Pumpkin-Walnut Focaccia with Gruyère
The recipe Pumpkin-Walnut Focaccia with Gruyère could satisfy your Mediterranean craving in roughly 45 minutes. This recipe serves 16. One portion of this dish contains about 6g of protein, 6g of fat, and a total of 186 calories. If you have walnuts, brown sugar, butter, and a few other ingredients on hand, you can make it.
Instructions
Combine water, sugar, and yeast in a large bowl; let stand 5 minutes. Lightly spoon flour into dry measuring cups; level with a knife.

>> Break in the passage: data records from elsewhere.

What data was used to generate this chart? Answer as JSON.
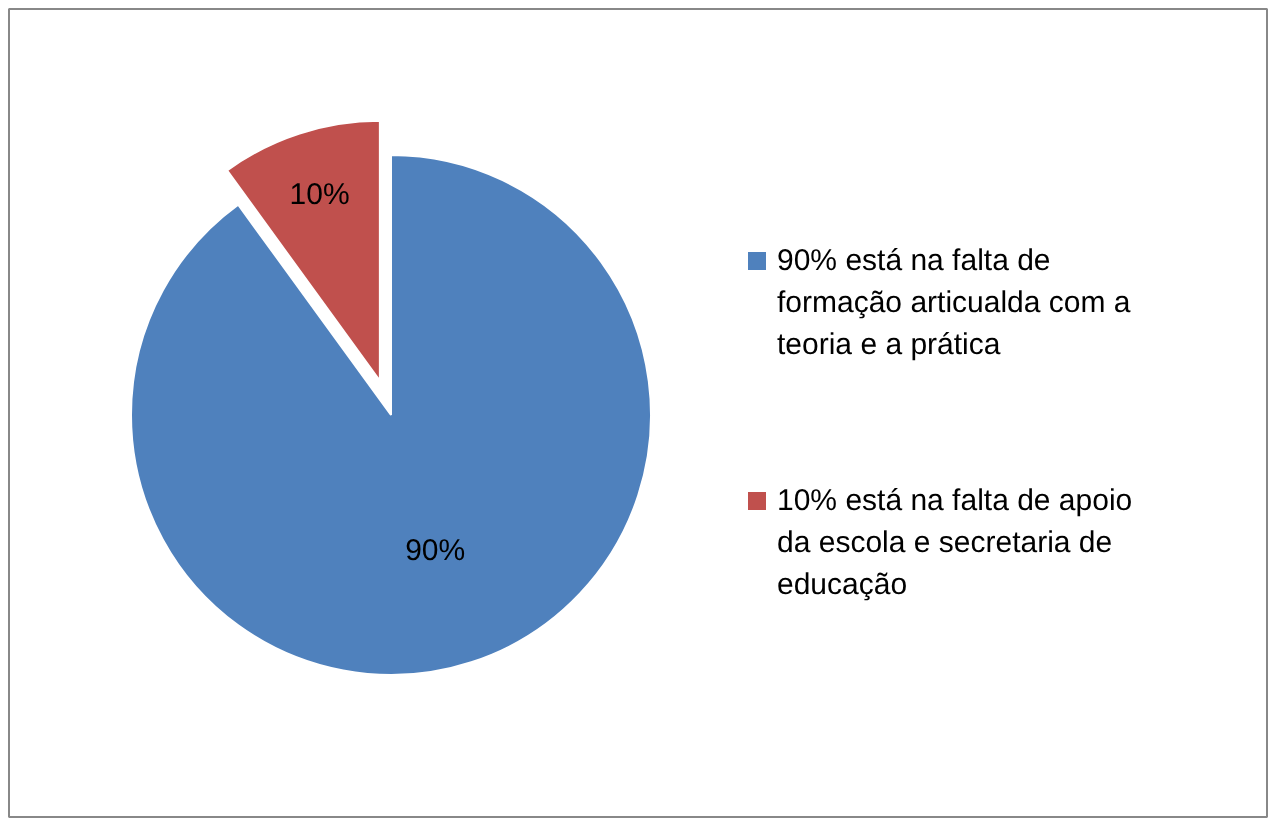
{
  "chart_data": {
    "type": "pie",
    "categories": [
      "90% está na falta de formação articualda com a teoria e a prática",
      "10% está na falta de apoio da escola e secretaria de educação"
    ],
    "values": [
      90,
      10
    ],
    "colors": [
      "#4f81bd",
      "#c0504d"
    ],
    "value_labels": [
      "90%",
      "10%"
    ],
    "legend": "right"
  }
}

Add 1 cup flour and butter to yeast mixture; stir just until combined. Cover and let rise in a warm place (85), free from drafts, 30 minutes.
Add pumpkin, salt, and nutmeg to flour mixture; stir until well combined.

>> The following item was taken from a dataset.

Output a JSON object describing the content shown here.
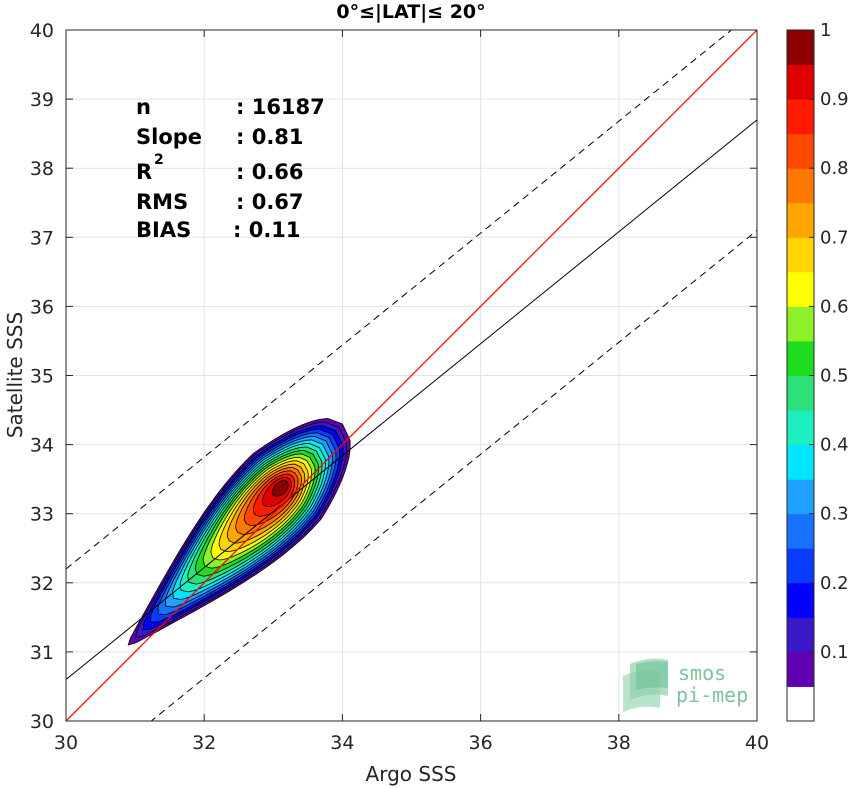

Add 2 1/4 cups flour and half of cheese; stir until a soft dough forms. Turn dough out onto a floured surface. Knead until smooth and elastic (about 8 minutes); add enough of remaining 1/4 cup flour, 1 tablespoon at a time, to prevent dough from sticking to hands (dough will feel tacky).
Place dough in a large bowl coated with cooking spray, turning to coat top. Cover and let rise in a warm place (85), free from drafts, 1 hour or until doubled in size. (Press two fingers into dough. If indentation remains, dough has risen enough.) Punch dough down; cover and let rest 5 minutes. Divide dough in half; shape each half into an 8-inch circle.
Place dough circles on a baking sheet sprinkled with cornmeal.
Sprinkle remaining cheese and nuts evenly over dough circles; press lightly to adhere. Lightly coat dough circles with cooking spray; cover and let rise 20 minutes (dough will not double in size).
Uncover dough; bake at 400 for 30 minutes or until loaves are browned on the bottom and cheese melts (shield loaves with foil to prevent overbrowning, if necessary). Cool on a wire rack.